Choosing a Rice Cooker
With the wide price range and selection of rice cookers, you'll need to determine just how serious a rice cook you are before shopping. If you only eat white rice occasionally, a cheap rice cooker probably will meet your needs. However, if you consider yourself an aficionado who eats rice daily, you likely will want to consider rice cookers with induction heating or a microprocessor, as well as a variety of rice settings.
The other crucial question is how many people will be eating rice. Figure about a cup of uncooked rice per person. You won't need a rice cooker with a 10-cup capacity if you're only feeding two people; a 3-cup model (the smallest available) would probably be just fine. Consider stepping up to a 5- to 6-cup rice cooker for a family of 4 to 6, and an 8- to 10-cup cooker for a bigger crowd. Remember: Rice measuring cups are not the same size as standard U.S. cups -- they are about three-fourths the size. For that reason, most manufacturers advise using only the measurement tools provided with the product -- some come with measuring cups, while others have measurement marks printed on the rice bowl.
Here are some other rice cooker buying tips:
- Some models do more than cook rice. Rice cookers don't take up a lot of room. If you have an especially small kitchen, though, you might want to consider a multi-purpose cooker that also serves as a steamer and slow cooker. Pressurized rice cookers don't release steam, so they can be used in almost any room of the house.
- Controls should be easy to use. Basic rice cookers often offer one-touch operation. Pricier models will have digital controls, but they should still be intuitive enough to require only a few brief glances at the manual.
- Decide what features are musts.
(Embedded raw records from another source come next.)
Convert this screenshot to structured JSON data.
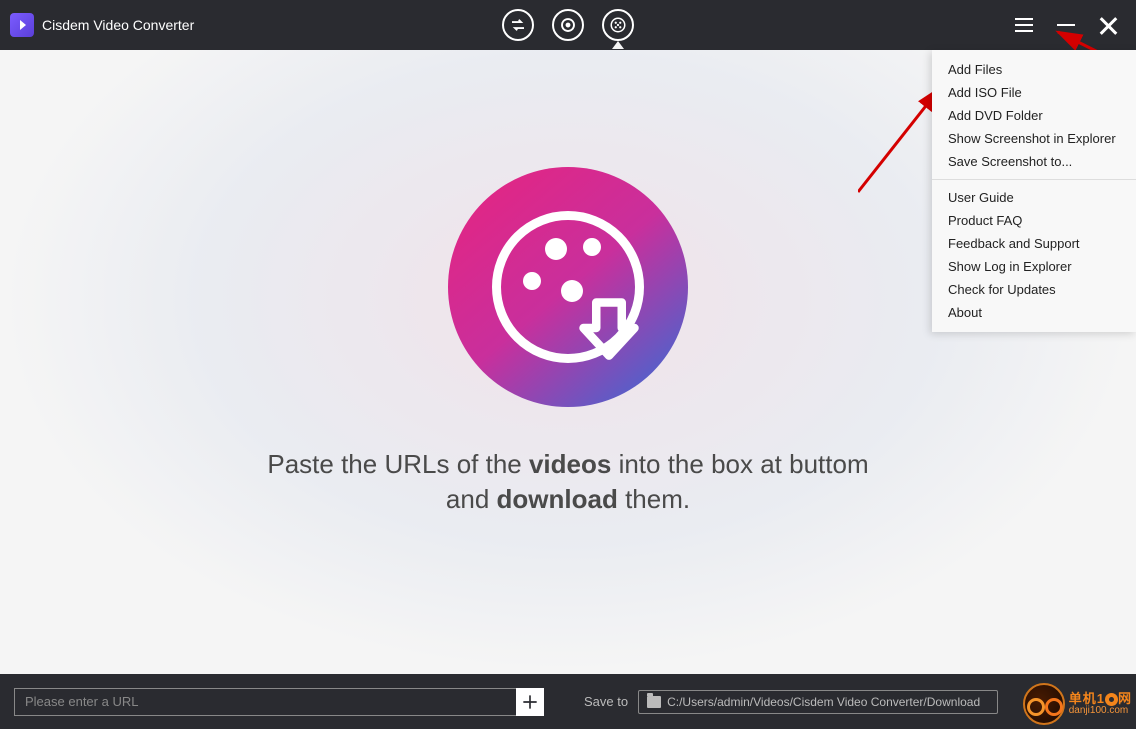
{
  "app": {
    "title": "Cisdem Video Converter"
  },
  "hint": {
    "line1_a": "Paste the URLs of the ",
    "line1_b": "videos",
    "line1_c": " into the box at buttom",
    "line2_a": "and ",
    "line2_b": "download",
    "line2_c": " them."
  },
  "footer": {
    "url_placeholder": "Please enter a URL",
    "save_label": "Save to",
    "save_path": "C:/Users/admin/Videos/Cisdem Video Converter/Download"
  },
  "menu": {
    "group1": [
      "Add Files",
      "Add ISO File",
      "Add DVD Folder",
      "Show Screenshot in Explorer",
      "Save Screenshot to..."
    ],
    "group2": [
      "User Guide",
      "Product FAQ",
      "Feedback and Support",
      "Show Log in Explorer",
      "Check for Updates",
      "About"
    ]
  },
  "watermark": {
    "brand": "单机1",
    "brand_suffix": "网",
    "url": "danji100.com"
  }
}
Models with digital controls should have a timer that can tell your rice cooker to switch on at a specified time and let you know how much time is left until your meal is ready. If you're opting for a more advanced, fully featured rice cooker, make sure it has a quick-cook setting you can use when you're pressed for time.
- Automatic keep-warm settings are convenient. One of the primary benefits of rice cookers is that they don't require your constant attention like cooking rice in a standard pan does. An automatic keep-warm feature ensures that your rice stays warm without becoming over-cooked when you're busy preparing the rest of your meal or if you simply aren't ready to eat right away.
- Rice cookers should stay cool to the touch. The outside of your rice cooker shouldn't burn your fingers when the appliance is on. If you plan to serve rice directly from the rice cooker, make sure any handles stay cool enough to grip.
- Look for a removable or retractable power cord. This convenient feature makes your rice cooker easier to store. It also lets you turn your rice cooker into a portable server without dragging a long power cord behind.
- Look for a detachable inner lid. Most rice cookers have a lid that's hinged on one side, which is convenient for one-handed use but can be awkward to clean. Look for a rice cooker with a detachable, washable inner lid for easy cleanup.
- Rice bowls should be easy to clean. A rice cooker at any price point should have a nonstick insert that is simple to wash with a sponge, soap, and water. Some inserts are also dishwasher-safe, while plastic microwaveable rice cookers can be cleaned on the top rack of the dishwasher. Some models may feature stainless-steel inserts that are a bit more durable, but these are usually harder to clean.